The project has been given $250,000, the “project period” ends March 1, 2015, and will be led by Wendy Graham of the UF Water Institute. Other great minds of our state university system will also be a part of this process. (http://waterinstitute.ufl.edu)
As a Florida Gator myself, Class of 1986, I am hopeful. Nonetheless, I recognize that the university is historically tied into the politics of development and agribusiness that has been part of the destruction of the St Lucie River/Indian River Lagoon and our state.
My Grandfather Henderson was an agronomist/soil scientist, UF graduate, and teacher. He taught citrus magnet and UF Bull Gator, Ben Hill Griffin. He was very proud of this. When I was kid and my grandfather would drive me from Gainesville to Stuart, he would try to make me memorize every scientific name and genetic history of every cow we passed along the Florida Turnpike, and also tell me what quality of soil was located where the cow was standing.
My grandfather, my mother’s father, was a farm boy, had lived through the Great Depression and was not thinking about “preserving” this state; he was thinking about using it for the “betterment of mankind, for progress.” I, on the other hand, have lived a kinder, gentler life, and so my goal is to save the beauty and nature of the state for future generations, and I see its connection to property values. My grandfather probably figured “what good are property values if there is no food on the table?”

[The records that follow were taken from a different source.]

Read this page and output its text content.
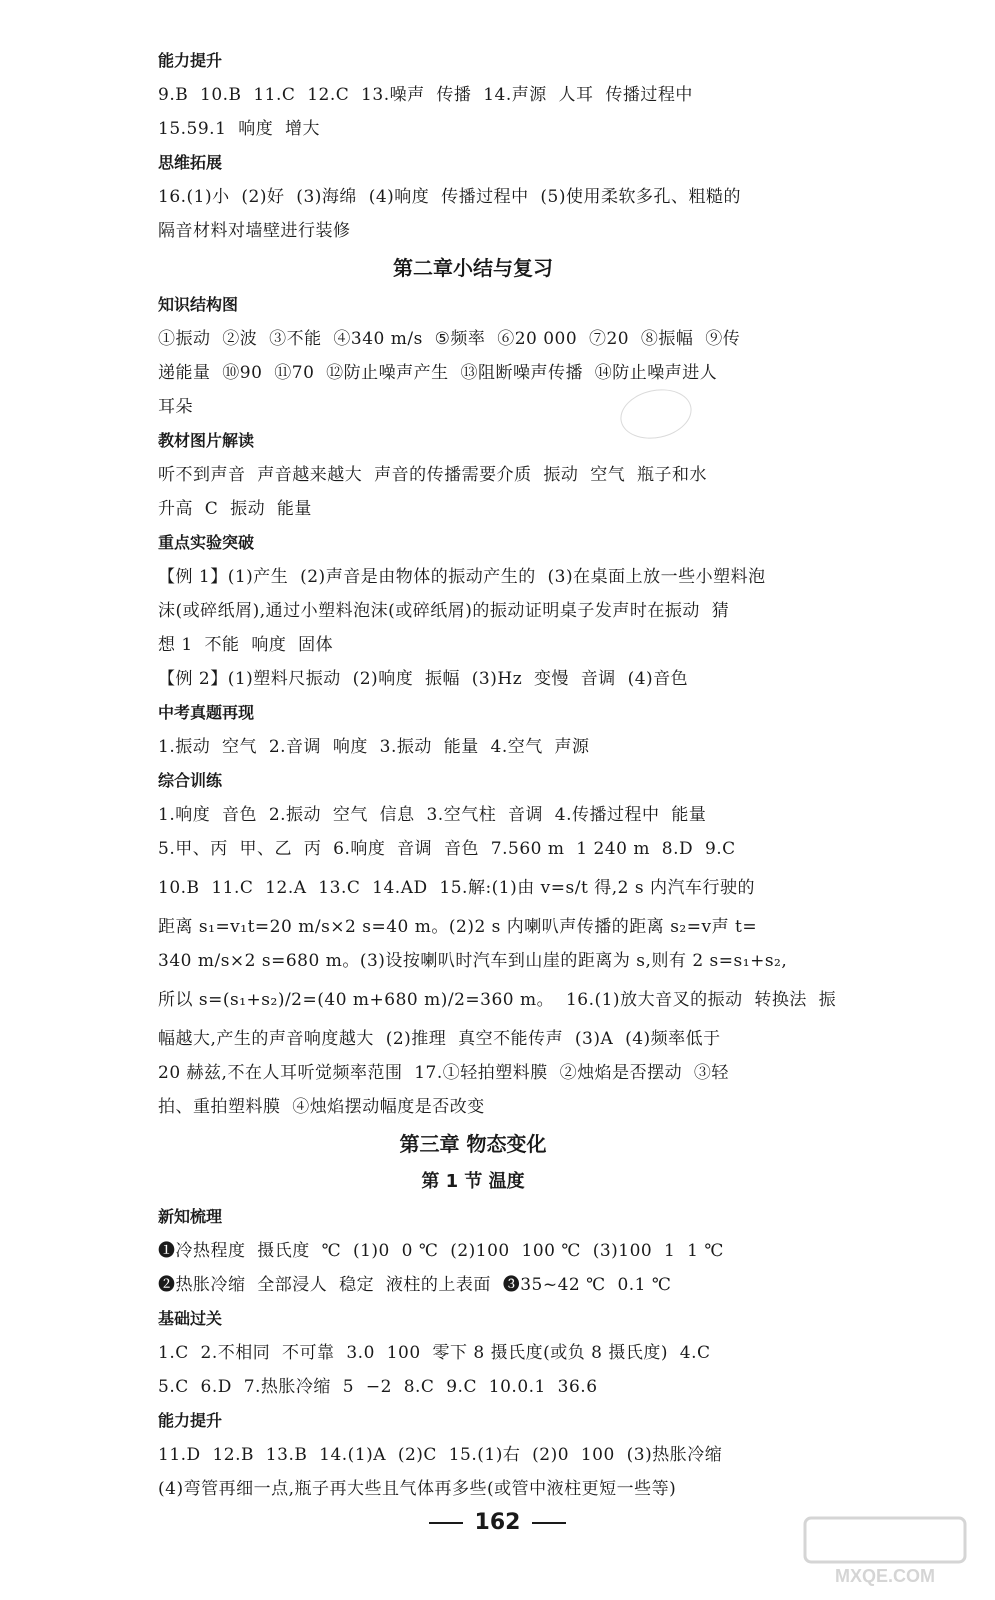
能力提升
9.B  10.B  11.C  12.C  13.噪声  传播  14.声源  人耳  传播过程中
15.59.1  响度  增大
思维拓展
16.(1)小  (2)好  (3)海绵  (4)响度  传播过程中  (5)使用柔软多孔、粗糙的
隔音材料对墙壁进行装修
第二章小结与复习
知识结构图
①振动  ②波  ③不能  ④340 m/s  ⑤频率  ⑥20 000  ⑦20  ⑧振幅  ⑨传
递能量  ⑩90  ⑪70  ⑫防止噪声产生  ⑬阻断噪声传播  ⑭防止噪声进人
耳朵
教材图片解读
听不到声音  声音越来越大  声音的传播需要介质  振动  空气  瓶子和水
升高  C  振动  能量
重点实验突破
【例 1】(1)产生  (2)声音是由物体的振动产生的  (3)在桌面上放一些小塑料泡
沫(或碎纸屑),通过小塑料泡沫(或碎纸屑)的振动证明桌子发声时在振动  猜
想 1  不能  响度  固体
【例 2】(1)塑料尺振动  (2)响度  振幅  (3)Hz  变慢  音调  (4)音色
中考真题再现
1.振动  空气  2.音调  响度  3.振动  能量  4.空气  声源
综合训练
1.响度  音色  2.振动  空气  信息  3.空气柱  音调  4.传播过程中  能量
5.甲、丙  甲、乙  丙  6.响度  音调  音色  7.560 m  1 240 m  8.D  9.C
10.B  11.C  12.A  13.C  14.AD  15.解:(1)由 v=s/t 得,2 s 内汽车行驶的
距离 s₁=v₁t=20 m/s×2 s=40 m。(2)2 s 内喇叭声传播的距离 s₂=v声 t=
340 m/s×2 s=680 m。(3)设按喇叭时汽车到山崖的距离为 s,则有 2 s=s₁+s₂,
所以 s=(s₁+s₂)/2=(40 m+680 m)/2=360 m。  16.(1)放大音叉的振动  转换法  振
幅越大,产生的声音响度越大  (2)推理  真空不能传声  (3)A  (4)频率低于
20 赫兹,不在人耳听觉频率范围  17.①轻拍塑料膜  ②烛焰是否摆动  ③轻
拍、重拍塑料膜  ④烛焰摆动幅度是否改变
第三章 物态变化
第 1 节 温度
新知梳理
❶冷热程度  摄氏度  ℃  (1)0  0 ℃  (2)100  100 ℃  (3)100  1  1 ℃
❷热胀冷缩  全部浸人  稳定  液柱的上表面  ❸35~42 ℃  0.1 ℃
基础过关
1.C  2.不相同  不可靠  3.0  100  零下 8 摄氏度(或负 8 摄氏度)  4.C
5.C  6.D  7.热胀冷缩  5  −2  8.C  9.C  10.0.1  36.6
能力提升
11.D  12.B  13.B  14.(1)A  (2)C  15.(1)右  (2)0  100  (3)热胀冷缩
(4)弯管再细一点,瓶子再大些且气体再多些(或管中液柱更短一些等)
162
MXQE.COM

These ideological conflicts still exist today just in a different way. For the University of Florida and people like my grandfather, historical friendships and connections run deep and it is difficult to not be affected by such in ones ‘ judgement, even if one is a scientist…
But in my opinion, today when thinking about this “conflict, we must think more about the future….and the future of this state is inexorably tied to the health and quantity of its fresh water resources…also we must trust and support those who have been charged to complete the project.

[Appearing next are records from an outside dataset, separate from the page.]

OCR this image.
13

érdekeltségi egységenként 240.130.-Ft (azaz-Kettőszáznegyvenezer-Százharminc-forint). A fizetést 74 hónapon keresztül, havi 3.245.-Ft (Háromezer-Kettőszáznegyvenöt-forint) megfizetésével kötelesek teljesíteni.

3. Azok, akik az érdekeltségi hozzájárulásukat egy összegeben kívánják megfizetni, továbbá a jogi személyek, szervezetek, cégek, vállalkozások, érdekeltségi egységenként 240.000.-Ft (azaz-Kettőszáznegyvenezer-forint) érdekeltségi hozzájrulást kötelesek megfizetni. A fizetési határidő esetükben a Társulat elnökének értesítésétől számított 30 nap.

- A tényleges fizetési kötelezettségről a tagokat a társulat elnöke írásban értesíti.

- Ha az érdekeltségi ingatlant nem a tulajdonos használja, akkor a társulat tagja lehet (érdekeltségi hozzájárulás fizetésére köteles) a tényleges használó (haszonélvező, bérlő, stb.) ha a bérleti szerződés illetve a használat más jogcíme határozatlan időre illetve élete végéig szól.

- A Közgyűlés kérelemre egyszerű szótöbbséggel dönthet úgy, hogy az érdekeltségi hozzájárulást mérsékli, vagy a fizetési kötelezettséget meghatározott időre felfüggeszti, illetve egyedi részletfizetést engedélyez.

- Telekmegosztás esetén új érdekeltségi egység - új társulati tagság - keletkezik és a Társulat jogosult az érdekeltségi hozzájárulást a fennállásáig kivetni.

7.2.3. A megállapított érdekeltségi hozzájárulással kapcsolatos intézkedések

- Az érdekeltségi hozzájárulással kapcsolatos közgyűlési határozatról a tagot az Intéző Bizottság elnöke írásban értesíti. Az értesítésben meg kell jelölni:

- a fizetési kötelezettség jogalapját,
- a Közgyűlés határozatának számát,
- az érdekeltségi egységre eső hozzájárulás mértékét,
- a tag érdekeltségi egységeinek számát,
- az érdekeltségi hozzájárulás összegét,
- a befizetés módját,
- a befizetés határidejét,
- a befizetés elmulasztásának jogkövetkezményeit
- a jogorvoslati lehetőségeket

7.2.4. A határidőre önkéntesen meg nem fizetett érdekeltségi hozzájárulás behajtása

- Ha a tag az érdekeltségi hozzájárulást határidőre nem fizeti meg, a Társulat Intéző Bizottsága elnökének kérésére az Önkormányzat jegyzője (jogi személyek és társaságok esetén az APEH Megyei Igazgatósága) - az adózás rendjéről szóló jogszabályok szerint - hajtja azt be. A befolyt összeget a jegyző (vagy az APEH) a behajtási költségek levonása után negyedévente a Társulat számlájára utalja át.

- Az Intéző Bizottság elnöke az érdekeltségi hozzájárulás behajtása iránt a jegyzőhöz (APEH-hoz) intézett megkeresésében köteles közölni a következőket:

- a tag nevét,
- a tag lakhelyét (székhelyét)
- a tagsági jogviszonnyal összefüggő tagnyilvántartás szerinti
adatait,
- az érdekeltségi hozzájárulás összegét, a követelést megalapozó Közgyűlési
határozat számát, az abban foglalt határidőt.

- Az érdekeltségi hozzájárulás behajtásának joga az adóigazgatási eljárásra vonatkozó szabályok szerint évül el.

Yes, in spite of the political intricacies, I can think of no better place for a review of “moving water south,” than the University of Florida Water Institute.

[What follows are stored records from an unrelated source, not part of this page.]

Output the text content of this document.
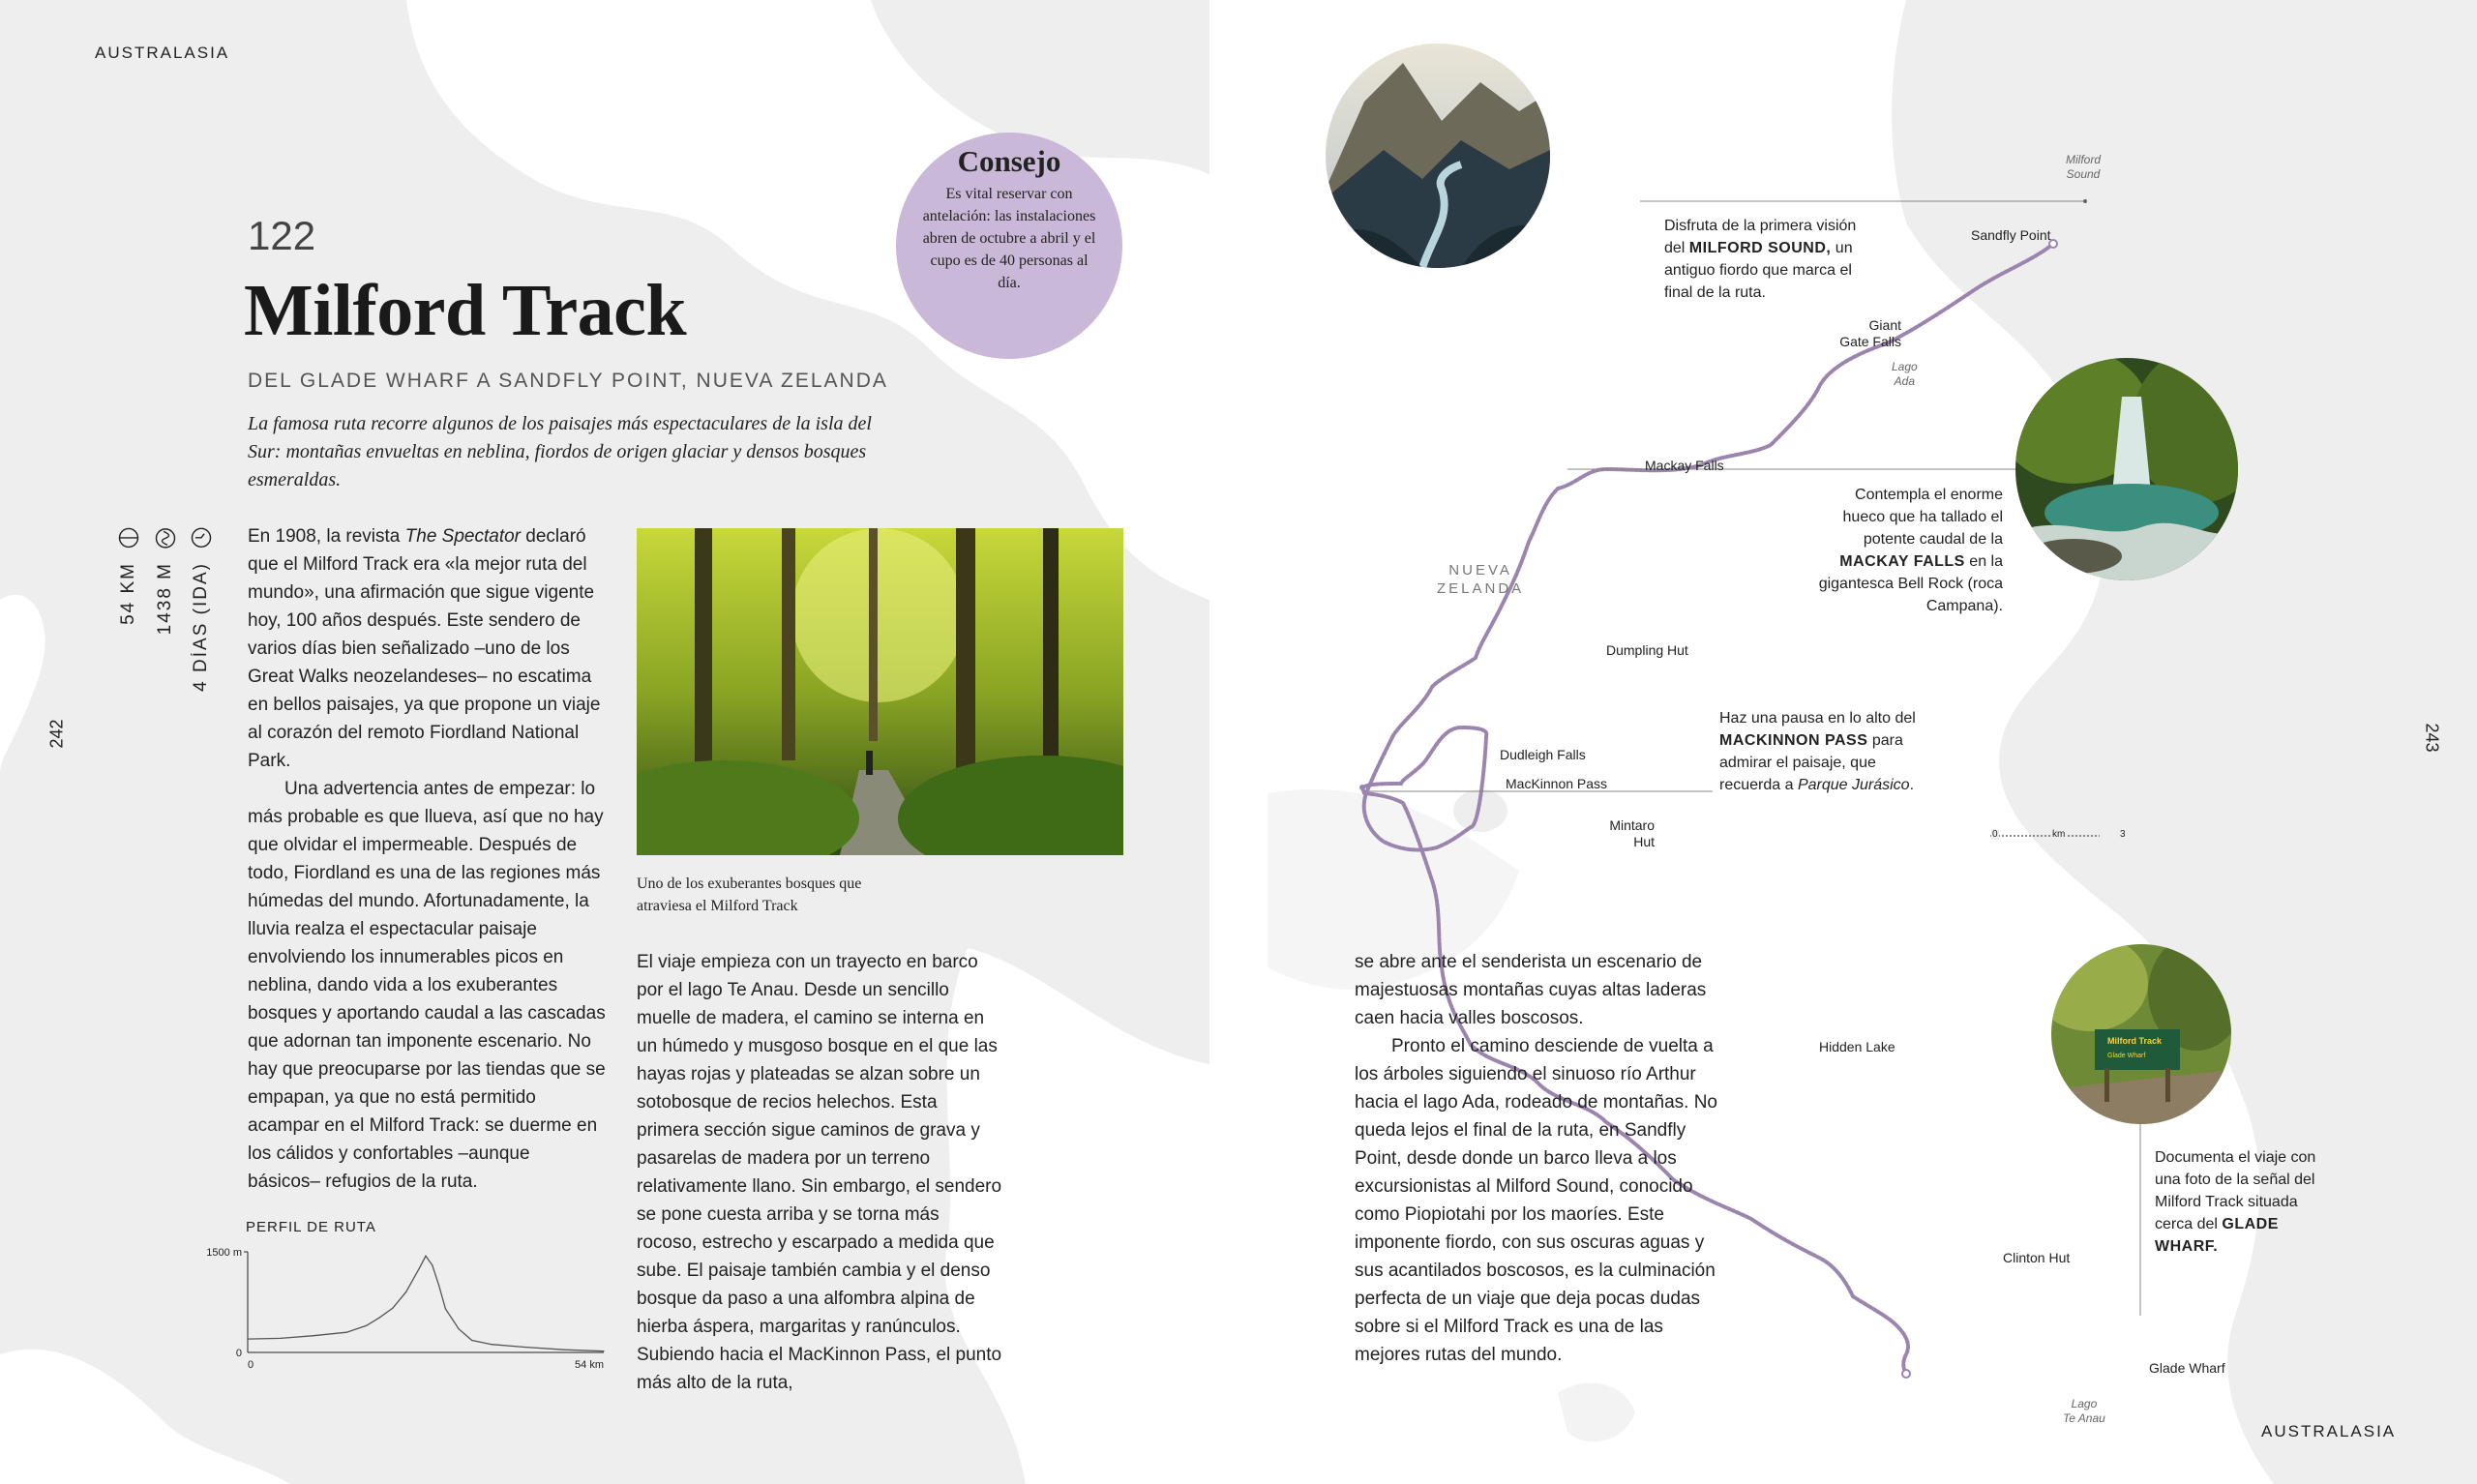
AUSTRALASIA
242
54 KM 1438 M 4 DÍAS (IDA)
Consejo
Es vital reservar con antelación: las instalaciones abren de octubre a abril y el cupo es de 40 personas al día.
122
Milford Track
DEL GLADE WHARF A SANDFLY POINT, NUEVA ZELANDA
La famosa ruta recorre algunos de los paisajes más espectaculares de la isla del Sur: montañas envueltas en neblina, fiordos de origen glaciar y densos bosques esmeraldas.

En 1908, la revista The Spectator declaró que el Milford Track era «la mejor ruta del mundo», una afirmación que sigue vigente hoy, 100 años después. Este sendero de varios días bien señalizado –uno de los Great Walks neozelandeses– no escatima en bellos paisajes, ya que propone un viaje al corazón del remoto Fiordland National Park.

Una advertencia antes de empezar: lo más probable es que llueva, así que no hay que olvidar el impermeable. Después de todo, Fiordland es una de las regiones más húmedas del mundo. Afortunadamente, la lluvia realza el espectacular paisaje envolviendo los innumerables picos en neblina, dando vida a los exuberantes bosques y aportando caudal a las cascadas que adornan tan imponente escenario. No hay que preocuparse por las tiendas que se empapan, ya que no está permitido acampar en el Milford Track: se duerme en los cálidos y confortables –aunque básicos– refugios de la ruta.

Uno de los exuberantes bosques que atraviesa el Milford Track

El viaje empieza con un trayecto en barco por el lago Te Anau. Desde un sencillo muelle de madera, el camino se interna en un húmedo y musgoso bosque en el que las hayas rojas y plateadas se alzan sobre un sotobosque de recios helechos. Esta primera sección sigue caminos de grava y pasarelas de madera por un terreno relativamente llano. Sin embargo, el sendero se pone cuesta arriba y se torna más rocoso, estrecho y escarpado a medida que sube. El paisaje también cambia y el denso bosque da paso a una alfombra alpina de hierba áspera, margaritas y ranúnculos. Subiendo hacia el MacKinnon Pass, el punto más alto de la ruta,

PERFIL DE RUTA
1500 m
0
0	54 km
Milford
Sound
Sandfly Point
Giant
Gate Falls
Lago
Ada
Mackay Falls
NUEVA
ZELANDA
Dumpling Hut
Dudleigh Falls
MacKinnon Pass
Mintaro
Hut
Hidden Lake
Clinton Hut
Glade Wharf
Lago
Te Anau
0	km	3
Disfruta de la primera visión del MILFORD SOUND, un antiguo fiordo que marca el final de la ruta.
Contempla el enorme hueco que ha tallado el potente caudal de la MACKAY FALLS en la gigantesca Bell Rock (roca Campana).
Haz una pausa en lo alto del MACKINNON PASS para admirar el paisaje, que recuerda a Parque Jurásico.
Documenta el viaje con una foto de la señal del Milford Track situada cerca del GLADE WHARF.
Milford Track
Glade Wharf

se abre ante el senderista un escenario de majestuosas montañas cuyas altas laderas caen hacia valles boscosos.

Pronto el camino desciende de vuelta a los árboles siguiendo el sinuoso río Arthur hacia el lago Ada, rodeado de montañas. No queda lejos el final de la ruta, en Sandfly Point, desde donde un barco lleva a los excursionistas al Milford Sound, conocido como Piopiotahi por los maoríes. Este imponente fiordo, con sus oscuras aguas y sus acantilados boscosos, es la culminación perfecta de un viaje que deja pocas dudas sobre si el Milford Track es una de las mejores rutas del mundo.

243
AUSTRALASIA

According to engineer Dr Gary Goforth, of Stuart, now independent but formerly of the South Florida Water Management District, the UF team is “highly qualified.”
He states: “I am optimistic the review team will produce an excellent report after meeting with interested members of the public if they can make recommendations that may be in conflict with existing state and federal agency positions and policies. This is often difficult for agencies that depend on continued State funding as does the University...”
Kevin Henderson, also of Stuart, (no relation to my grandfather) engineer, and long-standing estuary advocate and Rivers Coalition member says:
“I believe the folks at UF understand the issues and will have a good handle on options that will work, could work, and will not work.
So my view is- let them do it, don’t believe everything you read in the papers, and read the scope below with an understanding of the political document it has to be to even get started.
What would be really useful is the Corps making clear that HHD cannot be made into a legal dam without having a very large flood discharge outlet that does not exist today.“
Me? I just want to wish Wendy Graham’s team luck, and let them know that I for one am rooting for them.
Below is a copy of the agreement between the Florida Senate and UF Board of Trustees. This is important for everyone to read.
Before I close, I can’t resist yelling out loud for all the souls of history and future generations to hear: GO GATORS!